08/09/11 - Il ritorno di Takashi Shimizu a Venezia fuori concorso con un horror onirico e psicoanalitico. Molta fantasia e un ottimo 3D.

Dal nostro inviato EMANUELE RAUCO

L’anno scorso a Venezia, The Shock Labyrinth fu uno dei primi film in tre dimensioni a essere proiettati alla Mostra, anche se con una brutta accoglienza; quest’anno, il regista Takashi Shimizu è di nuovo al Lido fuori concorso con Tormented, horror stereoscopico che rilegge alcuni miti della psicoanalisi con migliore verve del precedente lavoro. Un bambino, la muta sorella maggiore e un padre chiuso e scostante sono tormentati da una presenza spaventosa: un coniglio di peluche che li conduce in una dimensione violenta, dove sogni, ricordi e fantasie malate si mescolano. Scritto dal regista con Sotaro Hayashi e Daisuke Hosaka, il film è un tipico j-horror (termine gergale per indicare il genere in versione nipponica), con fantasmi, memorie sepolte e vendette, in cui però stavolta non è il passato a colpire ma i demoni delle mente.
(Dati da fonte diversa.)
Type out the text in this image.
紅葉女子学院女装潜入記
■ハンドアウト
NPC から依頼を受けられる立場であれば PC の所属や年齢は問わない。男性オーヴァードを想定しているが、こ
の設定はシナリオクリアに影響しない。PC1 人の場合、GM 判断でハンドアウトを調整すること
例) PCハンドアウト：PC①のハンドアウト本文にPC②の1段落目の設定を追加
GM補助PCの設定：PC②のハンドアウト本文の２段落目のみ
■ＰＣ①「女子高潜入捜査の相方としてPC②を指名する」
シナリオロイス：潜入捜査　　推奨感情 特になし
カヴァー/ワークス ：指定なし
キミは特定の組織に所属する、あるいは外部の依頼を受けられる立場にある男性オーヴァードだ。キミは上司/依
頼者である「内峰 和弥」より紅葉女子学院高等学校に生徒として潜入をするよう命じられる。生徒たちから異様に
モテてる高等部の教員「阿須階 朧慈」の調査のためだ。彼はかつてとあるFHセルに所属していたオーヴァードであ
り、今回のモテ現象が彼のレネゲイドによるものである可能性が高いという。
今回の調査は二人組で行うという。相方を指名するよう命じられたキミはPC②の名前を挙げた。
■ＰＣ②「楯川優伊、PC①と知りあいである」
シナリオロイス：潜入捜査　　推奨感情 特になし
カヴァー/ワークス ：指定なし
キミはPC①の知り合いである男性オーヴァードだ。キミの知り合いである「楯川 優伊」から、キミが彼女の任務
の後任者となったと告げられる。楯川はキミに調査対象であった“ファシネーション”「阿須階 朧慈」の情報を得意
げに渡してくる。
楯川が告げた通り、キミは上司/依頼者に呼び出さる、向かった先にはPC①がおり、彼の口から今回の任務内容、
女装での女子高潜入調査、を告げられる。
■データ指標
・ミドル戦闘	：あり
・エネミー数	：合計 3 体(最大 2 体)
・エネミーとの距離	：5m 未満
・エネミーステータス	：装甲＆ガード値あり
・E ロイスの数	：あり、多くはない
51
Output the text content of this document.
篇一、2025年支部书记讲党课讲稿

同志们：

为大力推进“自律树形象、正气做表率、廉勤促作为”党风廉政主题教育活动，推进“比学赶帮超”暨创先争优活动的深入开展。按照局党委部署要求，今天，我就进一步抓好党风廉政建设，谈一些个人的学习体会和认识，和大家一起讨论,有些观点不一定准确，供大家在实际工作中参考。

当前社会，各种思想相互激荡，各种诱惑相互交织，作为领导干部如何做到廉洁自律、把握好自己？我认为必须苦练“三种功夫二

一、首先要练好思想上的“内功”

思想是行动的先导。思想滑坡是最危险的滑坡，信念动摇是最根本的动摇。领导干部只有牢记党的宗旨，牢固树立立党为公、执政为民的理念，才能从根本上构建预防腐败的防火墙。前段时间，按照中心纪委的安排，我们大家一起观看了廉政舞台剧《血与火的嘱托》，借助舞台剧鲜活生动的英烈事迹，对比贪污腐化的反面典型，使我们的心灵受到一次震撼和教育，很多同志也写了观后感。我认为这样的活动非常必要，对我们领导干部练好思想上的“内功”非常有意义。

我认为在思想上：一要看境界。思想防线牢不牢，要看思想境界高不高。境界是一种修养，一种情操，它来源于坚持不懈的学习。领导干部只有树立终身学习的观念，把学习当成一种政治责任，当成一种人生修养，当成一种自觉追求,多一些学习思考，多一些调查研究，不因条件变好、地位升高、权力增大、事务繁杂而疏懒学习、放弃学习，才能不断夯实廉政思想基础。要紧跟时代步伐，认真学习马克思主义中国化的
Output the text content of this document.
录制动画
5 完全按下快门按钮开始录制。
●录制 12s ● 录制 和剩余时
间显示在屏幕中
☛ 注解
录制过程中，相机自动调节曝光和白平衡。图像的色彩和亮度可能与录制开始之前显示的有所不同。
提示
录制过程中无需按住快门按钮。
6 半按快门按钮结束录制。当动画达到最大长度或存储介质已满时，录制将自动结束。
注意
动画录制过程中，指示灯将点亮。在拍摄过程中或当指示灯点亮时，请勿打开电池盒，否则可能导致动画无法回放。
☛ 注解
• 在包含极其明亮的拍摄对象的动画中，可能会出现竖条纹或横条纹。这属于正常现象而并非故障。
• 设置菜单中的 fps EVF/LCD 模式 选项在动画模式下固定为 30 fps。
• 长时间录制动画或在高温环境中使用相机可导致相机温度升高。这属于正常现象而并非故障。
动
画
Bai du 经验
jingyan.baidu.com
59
La pellicola si concentra infatti su un immaginario che va da Alice nel paese delle meraviglie alla Casa degli spettri del luna park, per raccontare una storia già sentita di follie, allucinazioni e omocidi repressi dall’inconscio; dove il film però dà il meglio di sé è – caso raro – proprio nel lavoro stilistico sulla stereoscopia, perché Shimizu fa un lavoro accurato e affascinante sui piani visivi, la percezione dello spettatore e la profondità di campo. Le 3 ‘P’ (piani, percezione e profondità) che rendono buono un 3D e in questo caso è ottimo, anzi stilisticamente fondante, aumenta – anziché rendere sterile – la fantasia visionaria del regista e permette di perdonare le boutade psicoanalitiche mal gestite grazie ad atmosfere intriganti e curate. Ha tutti i limiti e i difetti tanto del genere quanto del suo autore, ma è anche uno dei più radicali e interessanti lavori tridimensionali da quando questa tecnica è tornata in auge.